Indian aircraft carrier built off Kochi begins sea trials

The much-delayed but much-anticipated first sea trials of India’s first attempt at indigenous aircraft carrier design and construction began on August 4 off the coast of Kochi.

Delayed due to the second wave of the COVID-19 pandemic, the inaugural sea trials of the 40,000-ton Indigenous Aircraft Carrier (IAC) are an important activity that will involve closely monitoring the performance of the warship, including including its hull, propulsion readiness and power generation equipment / systems and ancillary equipment. Trials in the IAC harbor basins ended last November.

Designed by the Directorate of Naval Design of the Navy (DND) and built in the public sector Cochin Shipyard Limited (CSL), the IAC, which was sanctioned by the government in January 2003, has an indigenous content of over 76 percent. About 550 Indian companies, including about 100 MSMEs, are registered with CSL and provide various services for the construction of EPC.

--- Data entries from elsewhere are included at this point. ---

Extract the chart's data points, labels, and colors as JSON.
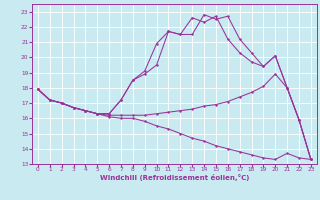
{
  "background_color": "#c8eaf0",
  "grid_color": "#ffffff",
  "line_color": "#993399",
  "xlabel": "Windchill (Refroidissement éolien,°C)",
  "xlim": [
    -0.5,
    23.5
  ],
  "ylim": [
    13,
    23.5
  ],
  "yticks": [
    13,
    14,
    15,
    16,
    17,
    18,
    19,
    20,
    21,
    22,
    23
  ],
  "xticks": [
    0,
    1,
    2,
    3,
    4,
    5,
    6,
    7,
    8,
    9,
    10,
    11,
    12,
    13,
    14,
    15,
    16,
    17,
    18,
    19,
    20,
    21,
    22,
    23
  ],
  "curve1_x": [
    0,
    1,
    2,
    3,
    4,
    5,
    6,
    7,
    8,
    9,
    10,
    11,
    12,
    13,
    14,
    15,
    16,
    17,
    18,
    19,
    20,
    21,
    22,
    23
  ],
  "curve1_y": [
    17.9,
    17.2,
    17.0,
    16.7,
    16.5,
    16.3,
    16.1,
    16.0,
    16.0,
    15.8,
    15.5,
    15.3,
    15.0,
    14.7,
    14.5,
    14.2,
    14.0,
    13.8,
    13.6,
    13.4,
    13.3,
    13.7,
    13.4,
    13.3
  ],
  "curve2_x": [
    0,
    1,
    2,
    3,
    4,
    5,
    6,
    7,
    8,
    9,
    10,
    11,
    12,
    13,
    14,
    15,
    16,
    17,
    18,
    19,
    20,
    21,
    22,
    23
  ],
  "curve2_y": [
    17.9,
    17.2,
    17.0,
    16.7,
    16.5,
    16.3,
    16.2,
    16.2,
    16.2,
    16.2,
    16.3,
    16.4,
    16.5,
    16.6,
    16.8,
    16.9,
    17.1,
    17.4,
    17.7,
    18.1,
    18.9,
    18.0,
    15.9,
    13.3
  ],
  "curve3_x": [
    0,
    1,
    2,
    3,
    4,
    5,
    6,
    7,
    8,
    9,
    10,
    11,
    12,
    13,
    14,
    15,
    16,
    17,
    18,
    19,
    20,
    21,
    22,
    23
  ],
  "curve3_y": [
    17.9,
    17.2,
    17.0,
    16.7,
    16.5,
    16.3,
    16.3,
    17.2,
    18.5,
    19.1,
    20.9,
    21.7,
    21.5,
    22.6,
    22.3,
    22.7,
    21.2,
    20.3,
    19.7,
    19.4,
    20.1,
    18.0,
    15.9,
    13.3
  ],
  "curve4_x": [
    0,
    1,
    2,
    3,
    4,
    5,
    6,
    7,
    8,
    9,
    10,
    11,
    12,
    13,
    14,
    15,
    16,
    17,
    18,
    19,
    20,
    21,
    22,
    23
  ],
  "curve4_y": [
    17.9,
    17.2,
    17.0,
    16.7,
    16.5,
    16.3,
    16.3,
    17.2,
    18.5,
    18.9,
    19.5,
    21.7,
    21.5,
    21.5,
    22.8,
    22.5,
    22.7,
    21.2,
    20.3,
    19.4,
    20.1,
    18.0,
    15.9,
    13.3
  ]
}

The start of the sea trials places India in a select group of countries that have the “niche capability” to design, build and integrate a state-of-the-art aircraft carrier. To reincarnate as an Indian Navy Ship (INS) Vikrant – after the Navy’s first aircraft carrier, which was acquired from the UK in 1961 and decommissioned in 1997 – once commissioned, the Rs.23,000 crore IAC will become fully operational after successful bridge testing of MiG-29K supersonic fighter jets, recently acquired MH-60R multirole helicopters and Advanced Light Helicopters (ALH). This should be completed by mid-2023.

The 262-meter-long, 62-meter-wide and 59-meter-high IAC has 14 bridges in all, five of which are superstructure. The warship, which is designed for a crew of approximately 1,700, has over 2,300 compartments, including specialized cabins to accommodate female officers. The vessel has been designed with a very high degree of automation for navigation and survivability. The vessel has a top speed of approximately 28 knots, a cruising speed of 18 knots and an endurance of approximately 7,500 nautical miles.